Dermigny v. Siebert

Order, Supreme Court, New York County (Richard F. Braun, J.), entered May 18, 2009, which denied defendant’s motion to dismiss the complaint, unanimously reversed, on the law, with costs, and the motion granted. The Clerk is directed to enter judgment accordingly.

In this action for malicious prosecution, the court erred in holding that defendant, who had answered the complaint, was required to moved for summary judgment instead of moving to dismiss the complaint for failure to state a cause of action under CPLR 3211 (a) (7) (CPLR 3211 [e]; Herman v Greenberg, 221 AD2d 251 [1995]).
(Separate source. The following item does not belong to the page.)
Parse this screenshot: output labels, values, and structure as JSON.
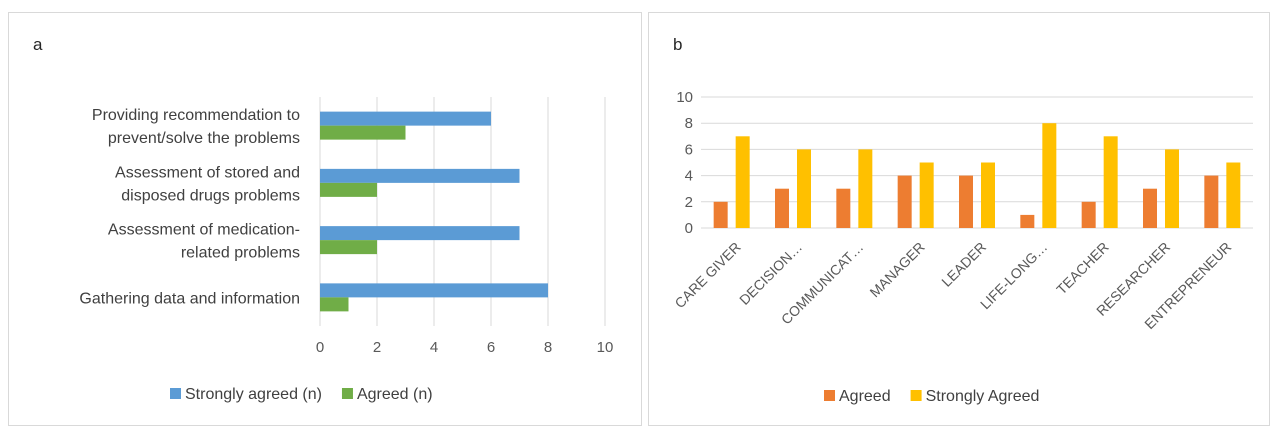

The court’s determination that plaintiff had sufficiently pleaded special injury in support of his malicious prosecution claim was also error. Plaintiff failed to allege facts that would establish special injury, i.e., “some concrete harm that is considerably more cumbersome than the physical, psychological or financial demands of defending a lawsuit” (En-gel v CBS, Inc., 93 NY2d 195, 205 [1999]). Although plaintiff alleged generally that he did not receive job offers from employers during the pendency of the previous action commenced by defendant, he did not identify any employer that refused to offer him a job because of the prior action (see id. at 207; Kaye v Trump, 58 AD3d 579, 580 [2009], Iv denied 13 NY3d 704 [2009]). In addition, his affidavit in opposition to defendant’s motion, stating that he was interviewed by five employers and was offered one position, contradicted his claim that he had been “blacklisted” on Wall Street (see Biondi v Beekman Hill House Apt. Corp., 257 AD2d 76, 81 [1999], affd 94 NY2d 659 [2000]). Concur — Mazzarelli, J.P., Acosta, Richter, Abdus-Salaam and Román, JJ.